Majestueuses et sensuelles, reines et prostituées , mères ou amantes, les femmes dans l’œuvre de Tobiasse ont participé à toutes les époques de sa peinture et de sa création.

A la pointe du crayon, de la brosse, mais aussi sous le feu des céramiques ou du bronze en fusion, elles ont surgi , nues ou parées , chargées de  démesure qui les fit souvent déborder de la toile ou du cadre en une beauté à la fois simple et luxuriante.

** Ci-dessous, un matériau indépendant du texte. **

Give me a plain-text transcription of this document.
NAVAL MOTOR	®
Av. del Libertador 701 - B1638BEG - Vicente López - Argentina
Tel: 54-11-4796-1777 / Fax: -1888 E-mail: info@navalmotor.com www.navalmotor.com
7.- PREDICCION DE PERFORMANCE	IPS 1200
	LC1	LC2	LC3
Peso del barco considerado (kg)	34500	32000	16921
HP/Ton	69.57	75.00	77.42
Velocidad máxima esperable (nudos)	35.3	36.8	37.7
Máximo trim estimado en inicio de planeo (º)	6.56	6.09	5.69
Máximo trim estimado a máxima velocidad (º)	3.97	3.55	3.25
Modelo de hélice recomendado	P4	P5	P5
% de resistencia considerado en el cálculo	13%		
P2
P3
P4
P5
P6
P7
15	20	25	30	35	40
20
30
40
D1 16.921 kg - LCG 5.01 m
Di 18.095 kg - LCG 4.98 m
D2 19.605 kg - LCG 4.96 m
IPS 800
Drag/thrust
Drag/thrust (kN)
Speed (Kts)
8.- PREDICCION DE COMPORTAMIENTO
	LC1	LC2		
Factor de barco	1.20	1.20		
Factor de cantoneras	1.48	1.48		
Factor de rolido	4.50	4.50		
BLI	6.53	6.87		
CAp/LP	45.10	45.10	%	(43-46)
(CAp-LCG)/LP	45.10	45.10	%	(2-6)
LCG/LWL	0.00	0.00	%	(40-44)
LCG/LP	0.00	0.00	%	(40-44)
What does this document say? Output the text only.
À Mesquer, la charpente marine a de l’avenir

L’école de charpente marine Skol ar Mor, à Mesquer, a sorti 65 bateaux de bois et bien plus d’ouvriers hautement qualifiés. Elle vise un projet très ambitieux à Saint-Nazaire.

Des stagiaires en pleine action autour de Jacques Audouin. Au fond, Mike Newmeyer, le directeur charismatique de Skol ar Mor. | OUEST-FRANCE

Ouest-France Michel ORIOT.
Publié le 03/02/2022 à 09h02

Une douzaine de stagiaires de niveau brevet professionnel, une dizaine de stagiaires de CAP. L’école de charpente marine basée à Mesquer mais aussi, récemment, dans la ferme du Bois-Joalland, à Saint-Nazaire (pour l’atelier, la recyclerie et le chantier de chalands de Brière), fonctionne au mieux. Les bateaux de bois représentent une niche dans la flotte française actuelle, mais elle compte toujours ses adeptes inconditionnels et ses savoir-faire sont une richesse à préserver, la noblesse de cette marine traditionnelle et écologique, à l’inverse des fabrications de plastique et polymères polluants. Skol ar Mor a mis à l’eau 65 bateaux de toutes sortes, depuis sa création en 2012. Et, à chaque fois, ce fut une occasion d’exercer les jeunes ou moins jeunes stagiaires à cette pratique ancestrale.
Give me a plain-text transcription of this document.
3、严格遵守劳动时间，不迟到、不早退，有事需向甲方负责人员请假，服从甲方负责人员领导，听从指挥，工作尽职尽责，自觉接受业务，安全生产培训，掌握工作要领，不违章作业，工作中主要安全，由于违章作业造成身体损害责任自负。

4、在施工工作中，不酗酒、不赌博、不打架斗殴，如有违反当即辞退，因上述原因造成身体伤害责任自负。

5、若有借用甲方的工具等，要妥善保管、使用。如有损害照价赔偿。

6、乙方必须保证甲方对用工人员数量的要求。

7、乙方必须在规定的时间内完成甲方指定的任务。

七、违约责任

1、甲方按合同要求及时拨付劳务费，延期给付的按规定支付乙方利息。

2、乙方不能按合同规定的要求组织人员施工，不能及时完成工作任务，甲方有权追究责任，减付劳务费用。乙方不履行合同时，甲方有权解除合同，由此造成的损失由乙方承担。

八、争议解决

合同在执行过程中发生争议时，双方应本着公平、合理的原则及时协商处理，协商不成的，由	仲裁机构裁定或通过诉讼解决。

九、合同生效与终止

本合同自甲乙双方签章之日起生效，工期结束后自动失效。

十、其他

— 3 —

Elles se transforment ainsi avec les Saltimbanques en créatures mi écuyère, mi amazone symbolisant la liberté et la fête en fusion, celle de la vie dans toute son excentricité et sa fantaisie. Egalement en Ménine dans un hommage à Goya ou encore en Leda amoureuse d’un cygne mythologique

Avec le thème de la Femme, Tobiasse raconte la mémoire de la vie avec des fragments d’images et de bribes de mots gravés dans ses tableaux. Un véritable fil conducteur exprimé comme un chant de sensualité auquel se juxtaposent les thèmes de l’exil et de l’errance, les réminiscences de sa Lituanie natale. Les neiges glacées, les rues bordées de maisons de bois, les traineaux enneigés, mais aussi les bateaux à roues illuminés sur le Niemen s’y mêlent alors en un magma poétique, parfois érotique. On la retrouve également dans ses nombreux carnets de croquis et notamment dans les Carnets de Saint-Paul de Vence

Symboles de la chaleur familiale et de la tendresse maternelle, elle apparaît en mère biblique, comme un hymne de gloire à la féminité.. Protectrices et séductrices, Babylonniennes ou anges de douceur, chacune représente toutes les autres comme des poupées gigognes.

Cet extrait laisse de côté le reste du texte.